Radioactive waste from spent fuel rods, old nuclear weapons, and radioactive pharmaceuticals is like a two-year old at a birthday party. It has astonishing energy, gets into everything, and wreaks havoc with its environment if you leave it unattended. If we tremble before the terrible twos, how can we control radioactive waste?

Both kids and radioactive material need supervision. Like a child, an energetic radioactive molecule will become less energetic as it ages. Certain materials, like those used in radioactive medicines, have only low-level radioactivity and will decay in only a few days or months. This type of radioactive waste can be stored under strict supervision until its radioactivity has decayed and it can be disposed of as any other solid waste.
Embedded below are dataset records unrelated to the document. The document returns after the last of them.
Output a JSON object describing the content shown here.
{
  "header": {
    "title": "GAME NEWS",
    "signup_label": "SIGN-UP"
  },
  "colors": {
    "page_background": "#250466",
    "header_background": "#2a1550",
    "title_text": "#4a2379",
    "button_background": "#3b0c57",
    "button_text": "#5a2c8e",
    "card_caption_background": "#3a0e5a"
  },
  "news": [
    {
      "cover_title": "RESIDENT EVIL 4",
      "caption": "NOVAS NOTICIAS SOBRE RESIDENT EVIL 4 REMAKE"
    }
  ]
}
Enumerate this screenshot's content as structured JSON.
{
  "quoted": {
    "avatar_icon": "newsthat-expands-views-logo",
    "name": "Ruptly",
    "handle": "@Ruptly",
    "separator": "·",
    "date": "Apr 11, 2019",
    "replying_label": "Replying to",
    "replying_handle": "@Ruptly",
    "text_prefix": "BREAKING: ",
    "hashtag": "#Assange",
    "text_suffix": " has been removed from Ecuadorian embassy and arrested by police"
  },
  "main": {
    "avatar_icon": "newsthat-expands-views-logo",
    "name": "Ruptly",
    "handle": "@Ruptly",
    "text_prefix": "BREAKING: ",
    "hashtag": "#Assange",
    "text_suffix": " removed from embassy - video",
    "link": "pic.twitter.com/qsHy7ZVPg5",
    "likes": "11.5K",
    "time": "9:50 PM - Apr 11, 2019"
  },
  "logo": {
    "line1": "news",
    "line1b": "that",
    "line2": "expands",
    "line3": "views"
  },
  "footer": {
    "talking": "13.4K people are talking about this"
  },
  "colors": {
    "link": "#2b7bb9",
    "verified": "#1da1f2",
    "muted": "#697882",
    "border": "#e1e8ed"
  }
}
Like a two year old, radioactive waste can get into everything: water, soil, plants and animals. One way to control it is to trap it in ceramic-type materials so that it can't escape into the environment. Hopefully, by the time the ceramic breaks down, the radioactivity will have decayed and will no longer pose a threat.

Whether encased in ceramic or not, materials with a long life, (like weapons-grade plutonium and reactor-core uranium), can't be supervised for the thousands of years it will take to decay. We hope that if we store it in stable geological formations, it will sit undisturbed for thousands of years. However, if the ceramics or storage containers become corroded, the radioactive waste might leak before it has decayed. Nuclear waste can't be stored and forgotten: it presents problems for future generations because the dangers of the waste can be minimized, but not completely eliminated.